# rod repair needed



## fish2day (Apr 9, 2011)

I have a Cobia Rod that has the ring missing from an eye. I would like it repaired or replaced and need a source to do job. Pictures below. Any help appreciated.


----------



## R2Rods (Sep 19, 2011)

I build and repair rods in montgomery, al....I don't know any builders in pensacola, but there is one in orange beach, al. A place called the rod room. They may be able to hook you up.

Thanks,
Rich


----------



## jaksprat (Jul 2, 2009)

Call Ron at rodnreeldepot. 458-0428. He's located in back of Goin Fishing bait shop on Lillian hwy.
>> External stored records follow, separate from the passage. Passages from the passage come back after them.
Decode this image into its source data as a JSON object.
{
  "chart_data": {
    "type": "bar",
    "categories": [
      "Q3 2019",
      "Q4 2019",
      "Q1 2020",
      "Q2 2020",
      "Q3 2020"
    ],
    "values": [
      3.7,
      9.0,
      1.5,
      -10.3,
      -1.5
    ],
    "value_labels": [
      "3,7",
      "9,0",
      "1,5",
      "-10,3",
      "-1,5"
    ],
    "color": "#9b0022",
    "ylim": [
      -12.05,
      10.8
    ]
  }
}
Does great work.


----------



## Charlie2 (Oct 2, 2007)

*Going Fishing*



jaksprat said:


> Call Ron at rodnreeldepot. 458-0428. He's located in back of Goin Fishing bait shop on Lillian hwy. Does great work.
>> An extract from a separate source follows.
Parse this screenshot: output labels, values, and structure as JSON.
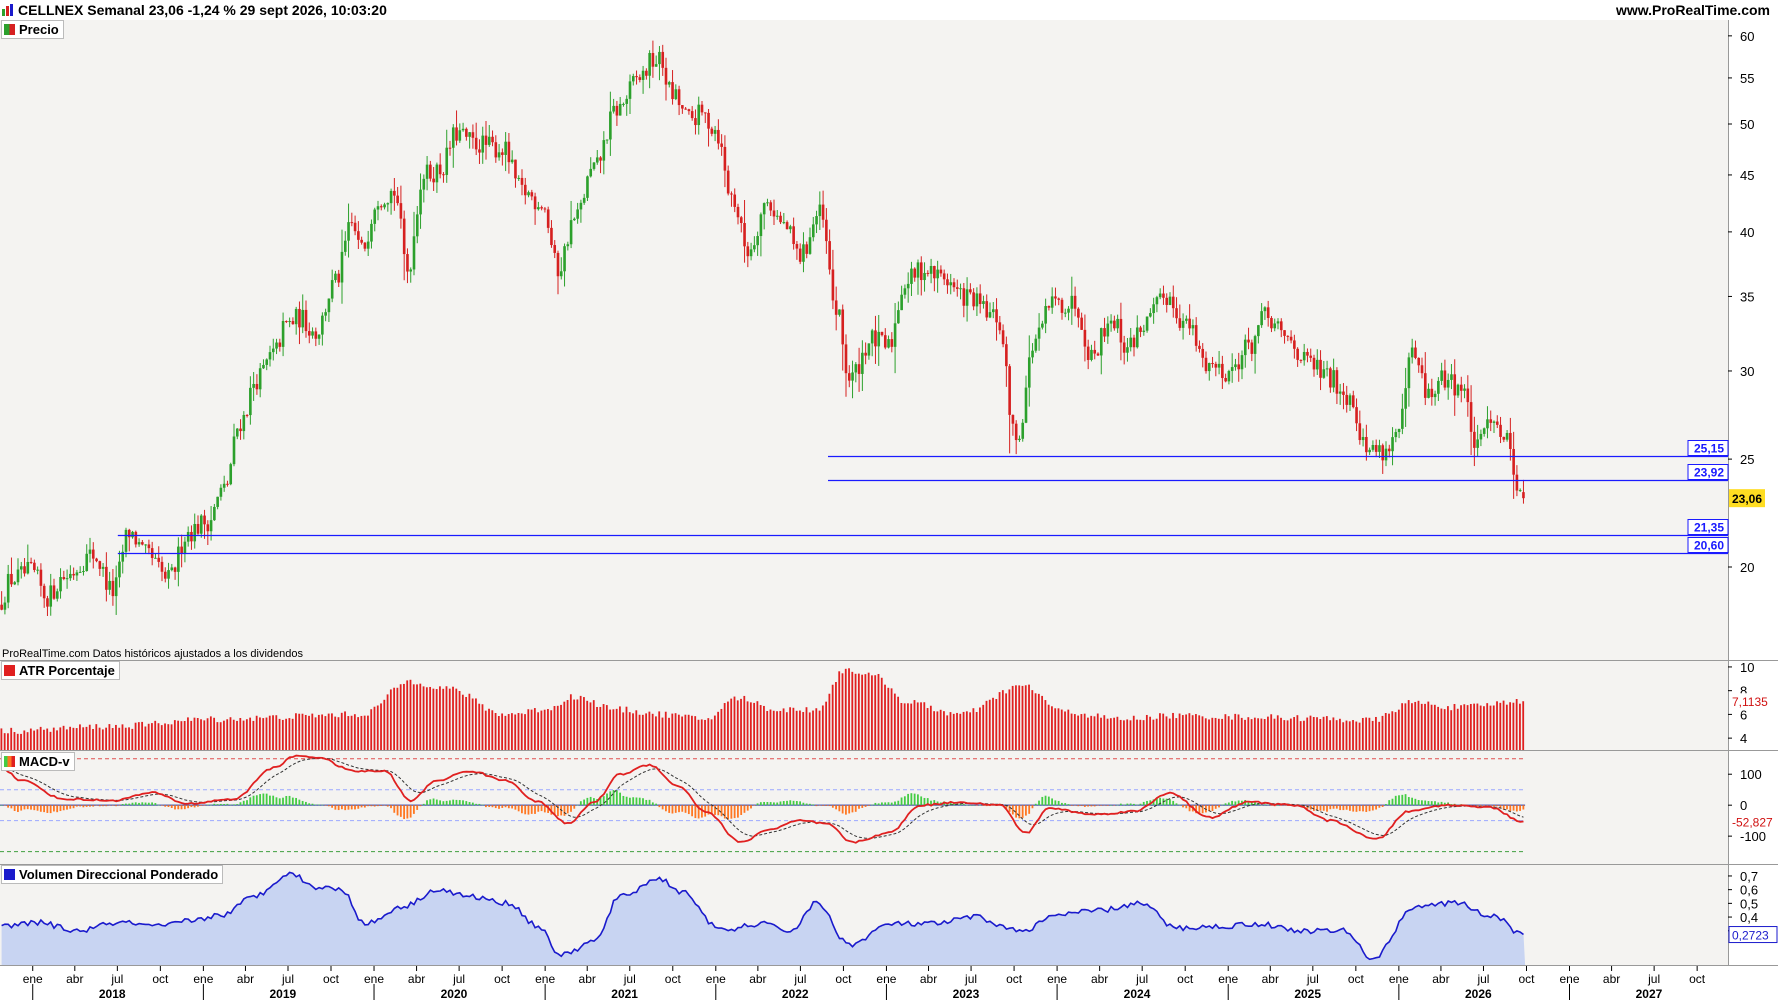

X2! I build rods and know quality. :thumbup: C2


----------



## on the rocks (Oct 1, 2007)

> Call Ron at rodnreeldepot. 458-0428. He's located in back of Goin Fishing bait shop on Lillian hwy. Does great work.



X3...give Ron a call.


----------



## fish2day (Apr 9, 2011)

Thanks for all the help. I got my Rod repaired by "Pirate" here on the forum. I must say that my Rod looks new and definately a professional job was done. If you need Rod repair done, contact "Pirate", you will not be dissapointed.


----------